Peranan Masjid Dalam Perspektif Islam
Peranan MASJID DALAM PERSPEKTIF ISLAM
Oleh: Dr. H. Tata Fathurrohman, SH., MH
Masjid merupakan rumah atau bangunan tempat melaksanakan salat orang Islam. Dalam pengertian biasa, masjid merupakan bangunan tempat salat kaum Muslim. Sedangkan hakikat masjid adalah tempat melakukan segala aktivitas yang mengandung kepatuhan kepada Allah semata.
A. Latar Belakang
1. Pengertian
Kata masjid disebut dua puluh delapan kali di dalam al-Quran. Kata ini berasal dari bahasa Arab “sajada, yasjudu, sujûdan”, yang berarti “sujud.” Sedangkan “masjid” berarti tempat sujud. Masjid merupakan rumah atau bangunan tempat melaksanakan salat orang Islam. Dalam pengertian biasa, masjid merupakan bangunan tempat salat kaum Muslim. Sedangkan hakikat masjid adalah tempat melakukan segala aktivitas yang mengandung kepatuhan kepada Allah semata. Oleh karena itu, al-Quran surat al-Jin (72): 18 menentukan: “Dan sesungguhnya masjid-masjid itu adalah kepunyaan Allah. Maka janganlah kamu menyembah seseorang pun di dalamnya di samping (menyembah) Allah.” Selain itu, hadits riwayat al-Bukhari dan Muslim melalui riwayat Jabir bin Abdullah, Rasulullah Saw. bersabda: “Telah dijadikan untukku (dan untuk umatku) bumi sebagai masjid dan sarana penyucian diri.” Hadits ini menjelaskan, masjid jika dikaitkan dengan bumi, bukan hanya sekadar tempat sujud dan sarana penyucian, tetapi berarti juga tempat melaksanakan segala aktivitas manusia yang mencerminkan kepatuhan kepada Allah Swt.
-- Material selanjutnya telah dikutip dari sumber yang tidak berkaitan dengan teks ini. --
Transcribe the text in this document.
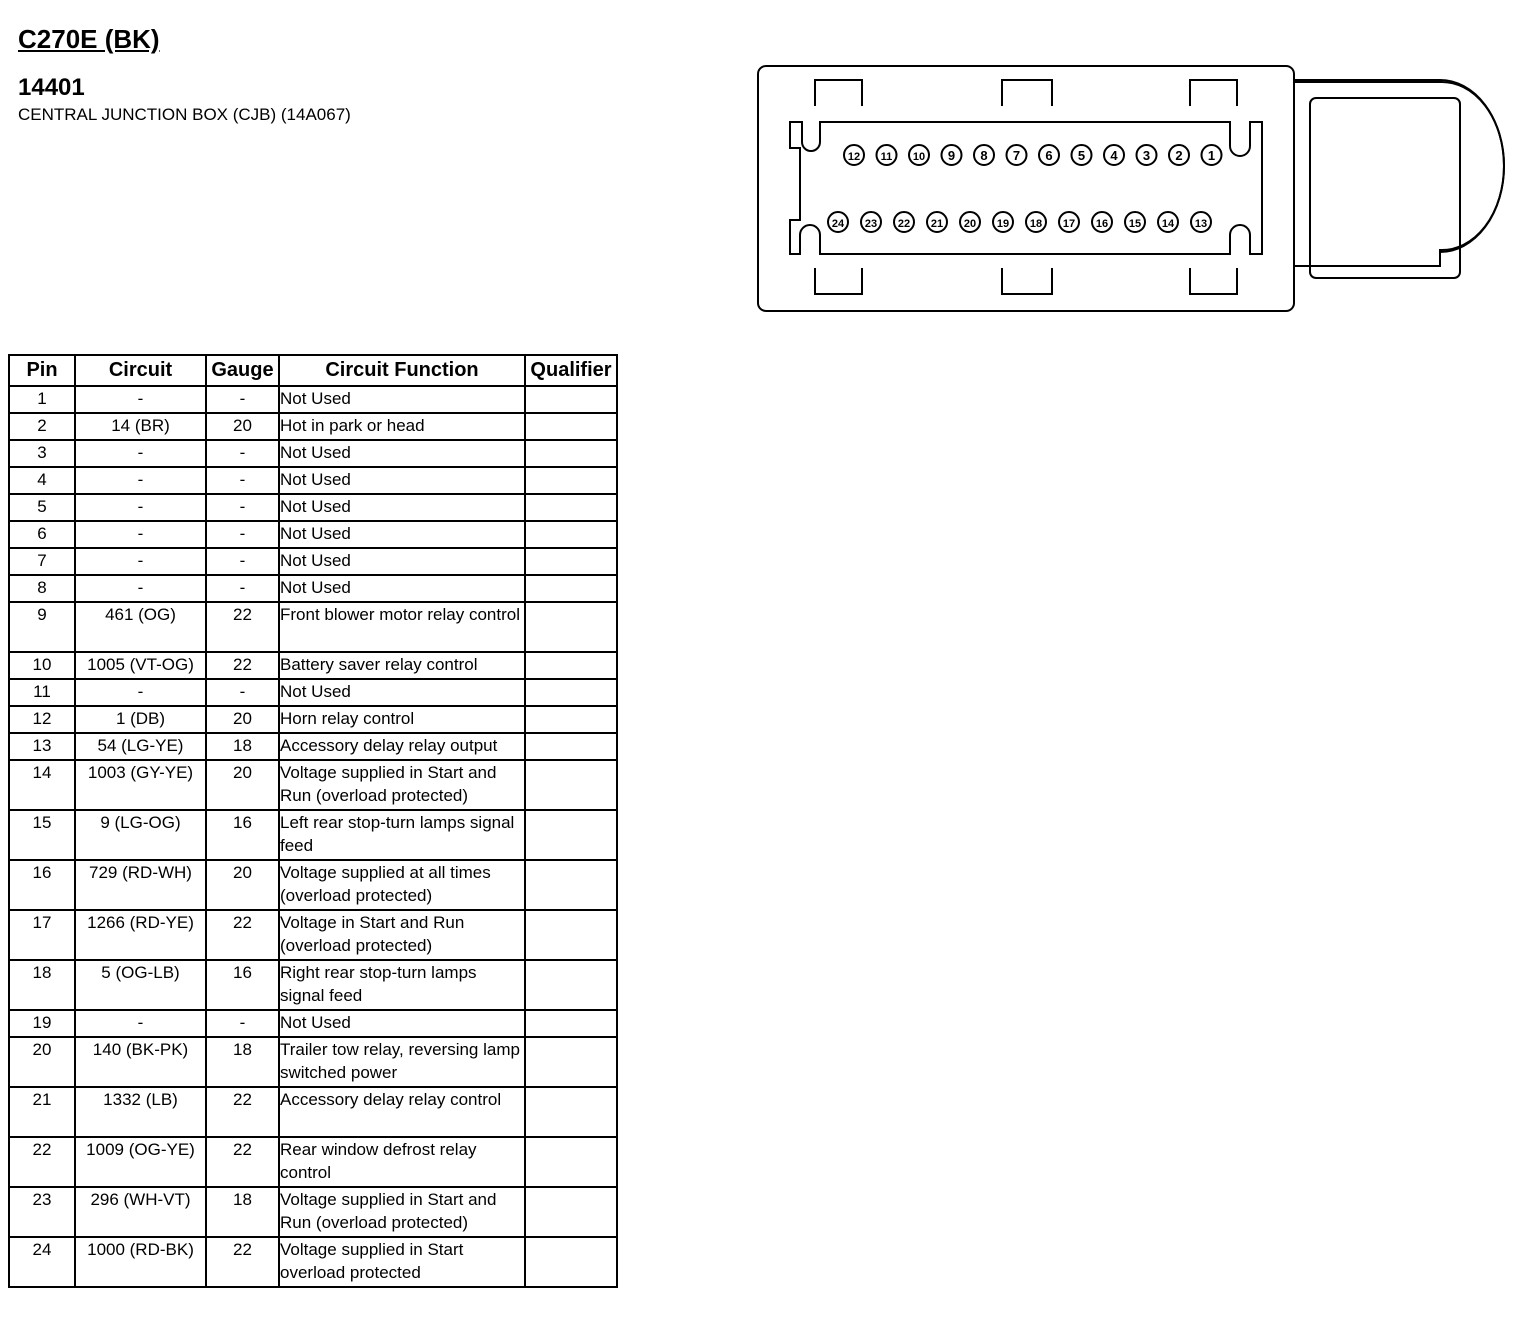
C270E (BK)
14401
CENTRAL JUNCTION BOX (CJB) (14A067)
12 11 10 9 8 7 6 5 4 3 2 1
24 23 22 21 20 19 18 17 16 15 14 13
Pin	Circuit	Gauge	Circuit Function	Qualifier
1	-	-	Not Used	
2	14 (BR)	20	Hot in park or head	
3	-	-	Not Used	
4	-	-	Not Used	
5	-	-	Not Used	
6	-	-	Not Used	
7	-	-	Not Used	
8	-	-	Not Used	
9	461 (OG)	22	Front blower motor relay control	
10	1005 (VT-OG)	22	Battery saver relay control	
11	-	-	Not Used	
12	1 (DB)	20	Horn relay control	
13	54 (LG-YE)	18	Accessory delay relay output	
14	1003 (GY-YE)	20	Voltage supplied in Start and Run (overload protected)	
15	9 (LG-OG)	16	Left rear stop-turn lamps signal feed	
16	729 (RD-WH)	20	Voltage supplied at all times (overload protected)	
17	1266 (RD-YE)	22	Voltage in Start and Run (overload protected)	
18	5 (OG-LB)	16	Right rear stop-turn lamps signal feed	
19	-	-	Not Used	
20	140 (BK-PK)	18	Trailer tow relay, reversing lamp switched power	
21	1332 (LB)	22	Accessory delay relay control	
22	1009 (OG-YE)	22	Rear window defrost relay control	
23	296 (WH-VT)	18	Voltage supplied in Start and Run (overload protected)	
24	1000 (RD-BK)	22	Voltage supplied in Start overload protected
Al-Quran menggunakan kata sujud untuk berbagai arti:
1) Sebagai penghormatan dan pengakuan pihak lain, seperti para malaikat sujud kepada Adam dalam al-Quran surat al-Baqarah (2): 34.
2) Kesadaran terhadap kekhilafan dan pengakuan kebenaran yang disampaikan pihak lain, seperti firman Allah Swt. dalan al-Quran surat Thȃhȃ (20): 70, yang artinya: “Lalu tukang-tukang sihir itu tersungkur dengan bersujud, seraya berkata: Kami percaya kepada Tuhan Harun dan Musa.”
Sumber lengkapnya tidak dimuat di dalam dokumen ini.